La commission parlementaire paritaire chargée d’élaborer une version consensuelle du projet de loi portant Code de la route en Algérie a tenu jeudi sa première réunion au siège de l’Assemblée populaire nationale (APN).
Une Commission parlementaire paritaire a été mise en place en Algérie à la suite de désaccords formels entre l’APN et le Conseil de la nation sur plusieurs articles du texte déjà voté portant nouveau Code de la route , révélant les limites d’un processus législatif pourtant censé garantir la cohérence normative en amont.
Selon un communiqué de l’APN, le président de la chambre basse, Brahim Boughali, a exhorté les membres de la commission à œuvrer « avec compétence et responsabilité » afin de parvenir à un consensus. La réunion a été convoquée conformément à l’article 91 de la loi organique 16-12 encadrant les relations entre le Parlement et le gouvernement. Les membres présents ont élu à l’unanimité un bureau composé de représentants des deux chambres, chargé de piloter les travaux et de proposer une nouvelle mouture des dispositions litigieuses.
Le désaccord porte sur onze articles clés, notamment les articles 104, 119, 121, 124, 125, 127, 128, 129, 161, 166 et 170. Si le contenu précis des divergences n’a pas été détaillé publiquement, leur nombre souligne une fracture substantielle entre les deux institutions sur un texte structurant pour la sécurité routière et l’encadrement des infractions. Cette situation interroge sur la qualité du travail en commission initiale et sur la coordination en amont entre les chambres dans un système parlementaire bicaméral présenté comme complémentaire.
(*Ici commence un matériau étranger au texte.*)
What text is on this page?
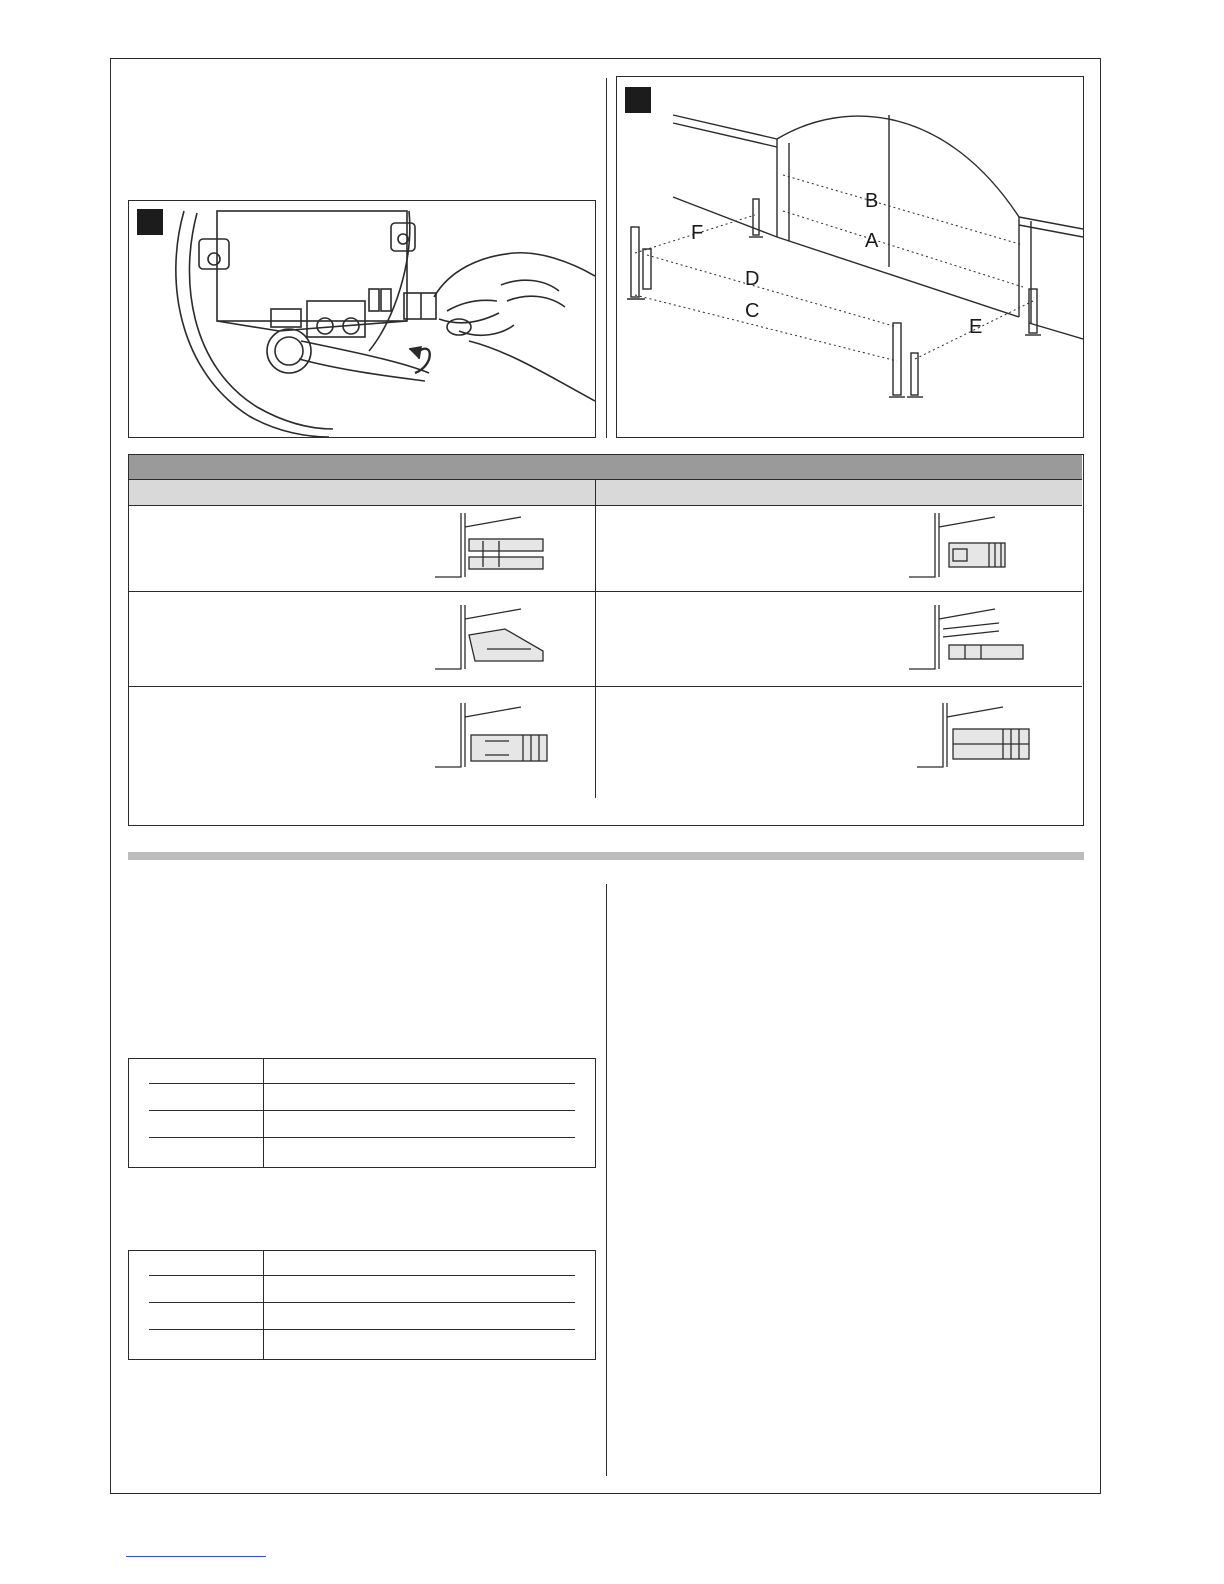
B
A
F
D
C
E
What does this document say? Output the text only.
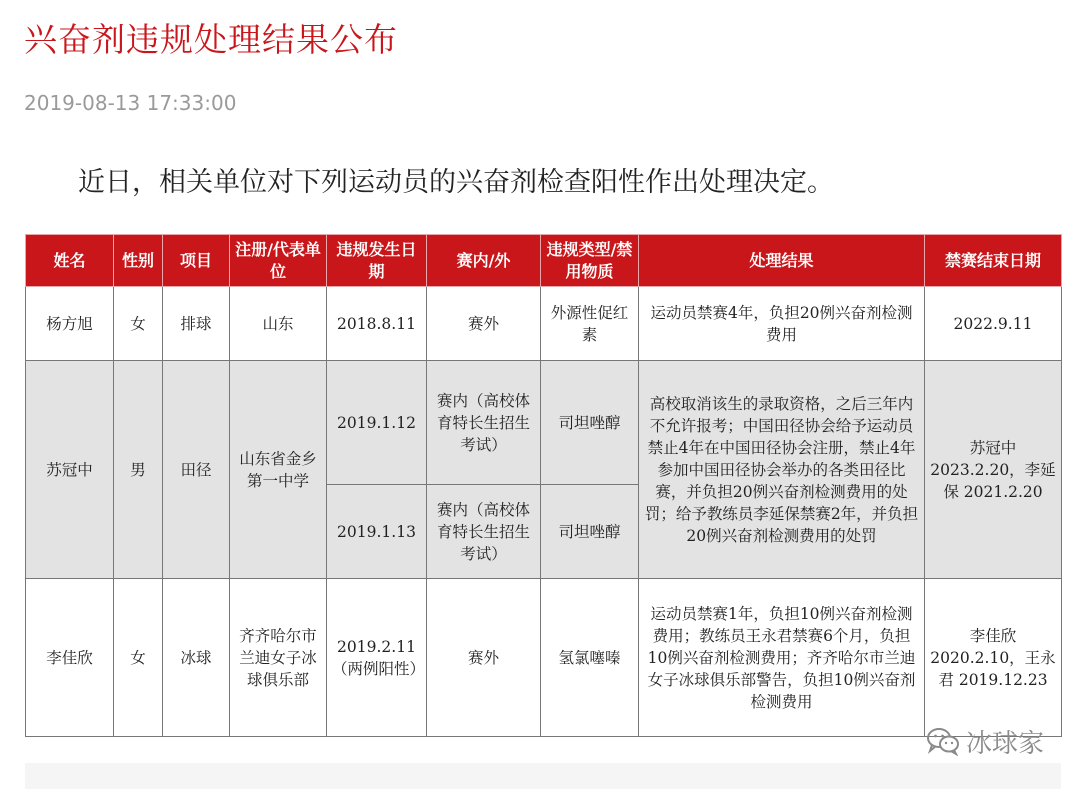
兴奋剂违规处理结果公布
2019-08-13 17:33:00
近日，相关单位对下列运动员的兴奋剂检查阳性作出处理决定。
姓名	性别	项目	注册/代表单位	违规发生日期	赛内/外	违规类型/禁用物质	处理结果	禁赛结束日期
杨方旭	女	排球	山东	2018.8.11	赛外	外源性促红素	运动员禁赛4年，负担20例兴奋剂检测费用	2022.9.11
苏冠中	男	田径	山东省金乡第一中学	2019.1.12	赛内（高校体育特长生招生考试）	司坦唑醇	高校取消该生的录取资格，之后三年内不允许报考；中国田径协会给予运动员禁止4年在中国田径协会注册，禁止4年参加中国田径协会举办的各类田径比赛，并负担20例兴奋剂检测费用的处罚；给予教练员李延保禁赛2年，并负担20例兴奋剂检测费用的处罚	苏冠中 2023.2.20，李延保 2021.2.20
				2019.1.13	赛内（高校体育特长生招生考试）	司坦唑醇		
李佳欣	女	冰球	齐齐哈尔市兰迪女子冰球俱乐部	2019.2.11（两例阳性）	赛外	氢氯噻嗪	运动员禁赛1年，负担10例兴奋剂检测费用；教练员王永君禁赛6个月，负担10例兴奋剂检测费用；齐齐哈尔市兰迪女子冰球俱乐部警告，负担10例兴奋剂检测费用	李佳欣 2020.2.10，王永君 2019.12.23
冰球家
Sur le plan institutionnel, la création de cette commission paritaire est conforme aux mécanismes constitutionnels. Toutefois, sa saisine tardive met en lumière un fonctionnement souvent réactif plutôt qu’anticipatif du processus législatif. Dans un contexte où les accidents de la route constituent un enjeu majeur de sécurité publique, les retards et ajustements successifs risquent de prolonger l’incertitude juridique et de retarder l’application de dispositions attendues par les usagers et les professionnels du transport.
Au-delà de la procédure, cet épisode illustre les tensions structurelles du bicaméralisme algérien. Si les responsables évoquent « l’intérêt suprême de l’État » et « l’harmonie entre les visions des deux chambres », la multiplication des désaccords sur des textes techniques questionne la fluidité du travail parlementaire. La capacité de la commission à produire un texte réellement consensuel lors de sa prochaine réunion sera déterminante, non seulement pour l’avenir du Code de la route, mais aussi pour la crédibilité d’un Parlement appelé à démontrer son efficacité normative.